About Those 23 People on the Bus in Iraq

You probably heard the story over the weekend about an incident of the Occupation in which a bus carrying Iraqis was stopped. The passengers were described as "Christians and members of an Iraqi religious minority", and the kidnappers separated them thusly. Then the "religious minority" folks were shot and the Christians were let go.

The dispute turns out to be based more on a "West Side Story" sort of incident involving the marriage of a girl from the minority in question to a Sunni man. But Juan Cole today gives us the background on this "religious minority" group and it is both fascinating and deeply sad. Did anyone in the US government know anything about these people before we went charging in there to impose our view of society on them?
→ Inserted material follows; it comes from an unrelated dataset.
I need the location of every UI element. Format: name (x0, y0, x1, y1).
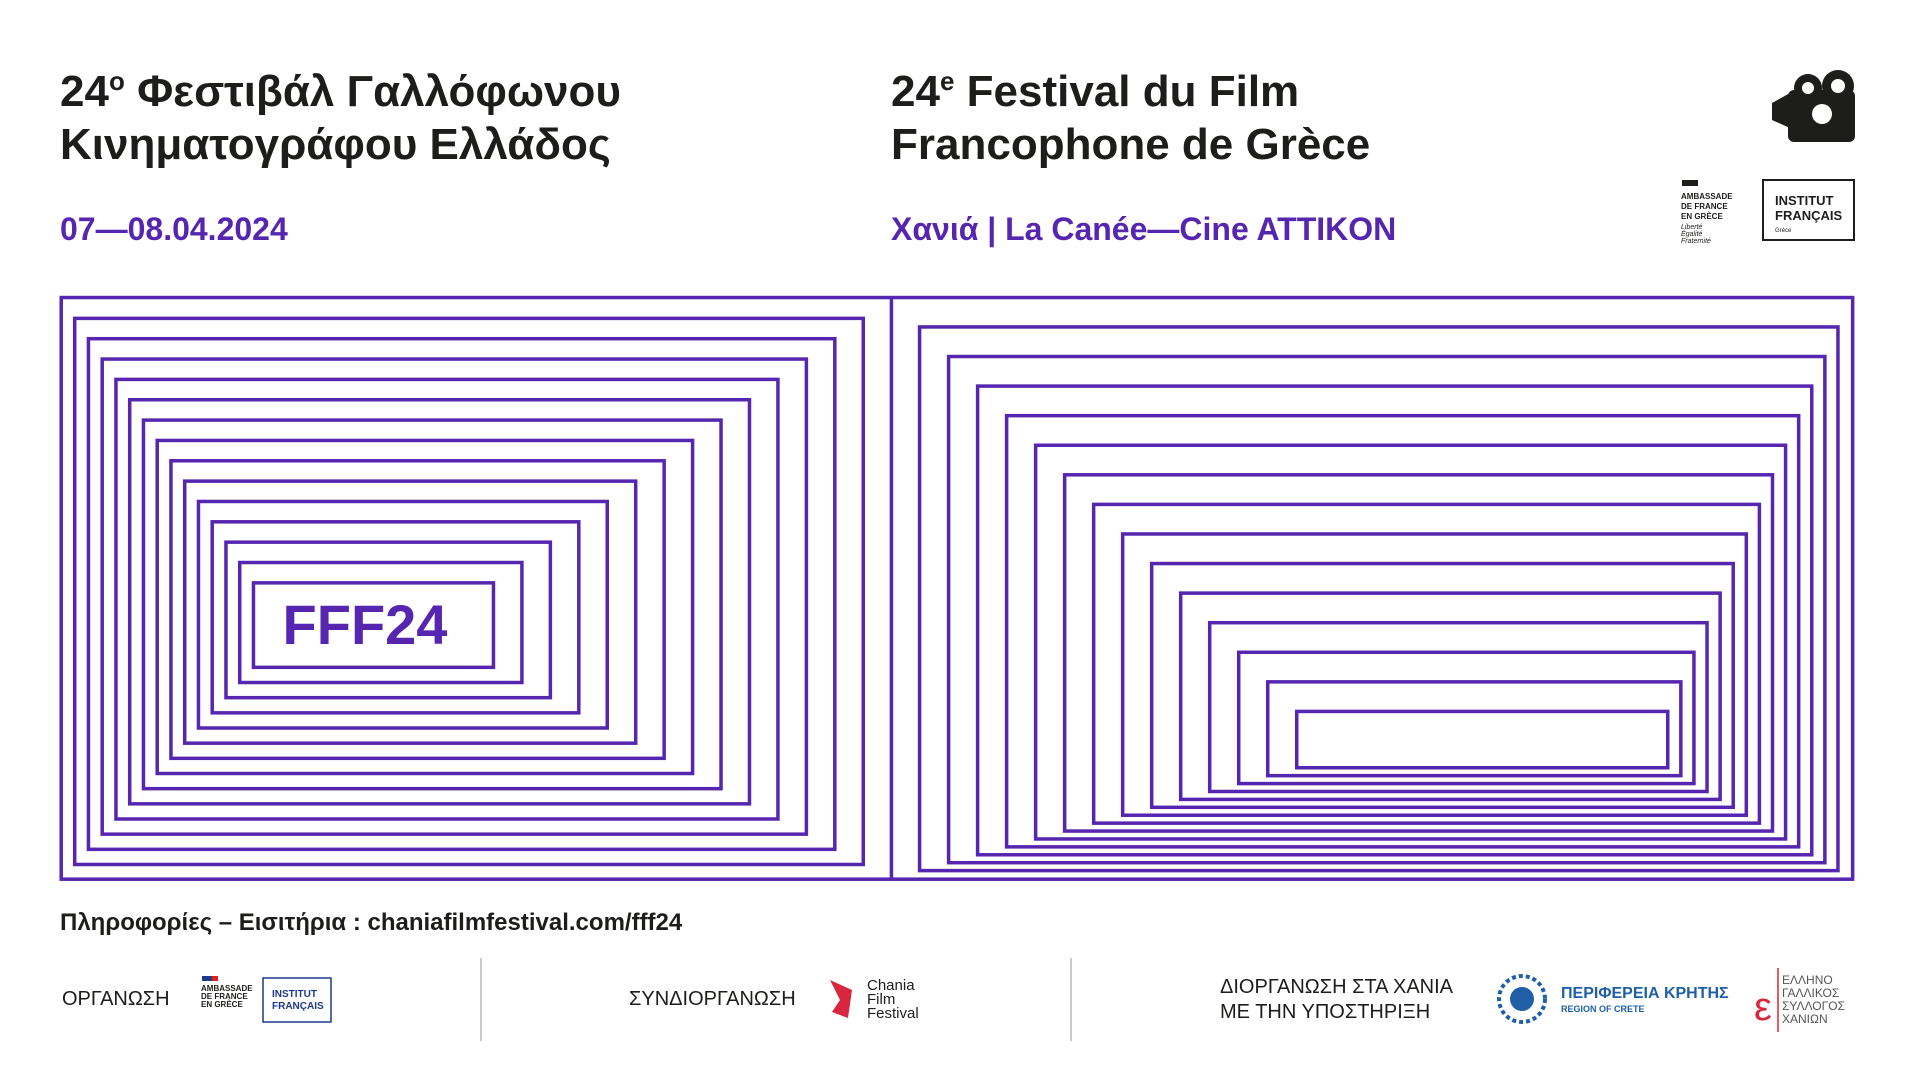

Cole's post is long and discusses many things--including why the wall-building project was deeply idiotic--but I want to pick out here just the story of the Yezidi-Kurdish people. As an intermittent Wiccan myself I am sympathetic to any group whose opponents claim they are "devil worshippers." Which, in case you don't read the jump, they aren't. I've added the links Cole provided for further background:

The word Yezidi comes from the ancient Iranian Izad, a word meaning "God," and is related to the Persian "yazdani," meaning "divine." The religion is a survival of ancient Iranian beliefs and motifs shaped by a Muslim social context. Thus, the 7 angels they revere are probably originally 7 Indo-European gods. The chief angel, Melek Ta'us ("King Peacock"), is said to have extinguished the fires of hell with his tears, so that Yezidis do not believe in hell and are universalists. There are Zoroastrian influences on their beliefs and rituals, though these may actually derive from a common Indo-Iranian ancestry. It is not true, as some outsiders have alleged, that Yezidis are devil worshippers. They believe Melek Ta'us was a good angel, not satan. For a blogger's encounter with Iraqi Yezidis, see this site.

Indo-European peoples called Parsumash immigrated into what is now Iran and Iraq from about the 800s BC, according to the Assyrian clay tablets. These were probably tribal predecessors of the Medes and the Persians. The Kurds are linguistic and cultural heirs of these ancient Iranians, whose mythology was similar to what is in the Vedas. Most Kurds converted to Islam, but some retain older religious ideas.

This incident demonstrates that if the Iraqi conflict escalates (yes, it still can get worse), the Kurds may well get drawn in, willy nilly.

This is really Chicago Dyke's territory and I hope she will drop by to provide other helpful sources of information on this matter. The survival of what are sometimes disparagingly called "little sects" like this over the range of time noted is at least as remarkable as the survival of the Jews as a distinct community. And yet I doubt that anyone outside of a deep specialist in Middle Eastern history and religion has ever heard of this outfit.

Just another broken shard from our Pottery Barn war, I guess.